LM Studio: A desktop application for running local models with a clean interface. Good for non-developers who want local model access without touching the command line.

vLLM / Text Generation Inference: For developers who need a local inference server that exposes an OpenAI-compatible API. Useful for building applications that can run against local models in development and cloud APIs in production.

The tradeoff with local models is hardware. You need a capable GPU or Apple Silicon Mac to get reasonable inference speeds. The models that run well on consumer hardware (7B-13B parameter models) are less capable than the frontier models from OpenAI, Anthropic, and Google. But for many tasks (coding assistance, summarization, classification, chat), they're more than adequate.

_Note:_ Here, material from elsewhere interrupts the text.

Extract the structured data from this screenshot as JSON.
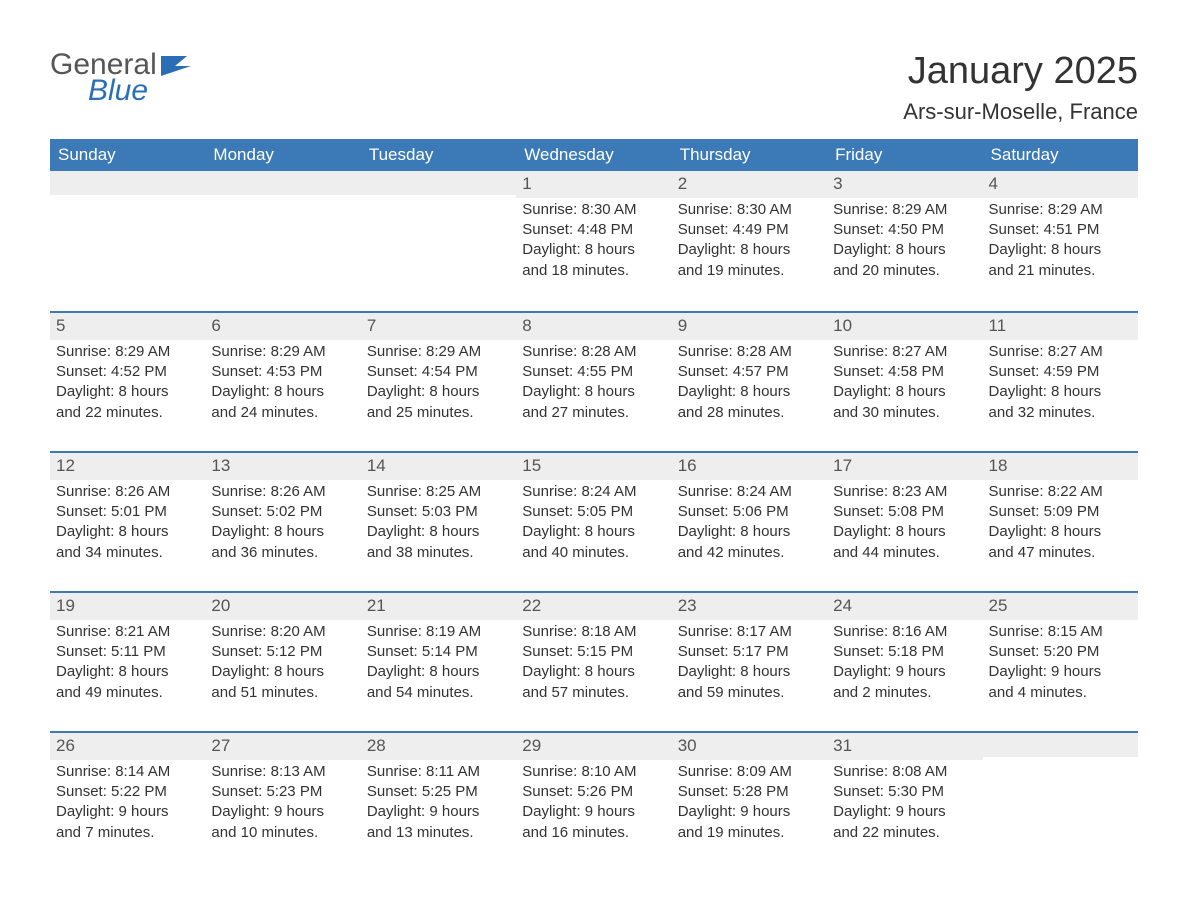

How to Maximize Free Tier Value

If you're building a project and want to stretch free tier access as far as possible, here are the practical strategies:

Use the right model size for the task. Don't send a simple classification task to GPT-5 when GPT-4o Mini or Mistral Small handles it fine at a fraction of the token cost. Match model capability to task complexity.

Cache aggressively. If your application sends the same or similar prompts repeatedly, cache the responses. This is especially important on free tiers where you're rate-limited.

Use embeddings for retrieval, LLMs for generation. Don't burn your LLM token budget on searching through documents. Use embedding models (many have generous free tiers) to find relevant context, then send only the relevant chunks to your LLM.

Batch requests where possible. Some providers offer better rate limits for batch/async requests than for synchronous calls. If your use case doesn't require real-time responses, batch mode stretches your free allocation further.

Start with the cheapest model that works. Prototype with a small, cheap model. Only scale up to larger models when you've confirmed the smaller one can't handle the task. Many developers default to the most powerful model available and burn through free credits unnecessarily.

The Bottom Line for Developers

The free tier landscape in 2026 gives developers genuine access to world-class AI models for prototyping and small-scale applications. Google's Gemini API is the most generous for sustained free access. OpenAI and Anthropic offer enough free credits to build and test a proof of concept. Together AI and Groq give you access to the open-source model ecosystem without managing infrastructure. And Ollama lets you run models locally with zero ongoing cost.

The path from prototype to production will require paid API access, but you can build, test, and validate your concept entirely on free tiers. That's a dramatically different landscape than even two years ago, and it means the barrier to building AI-powered applications is lower than it's ever been.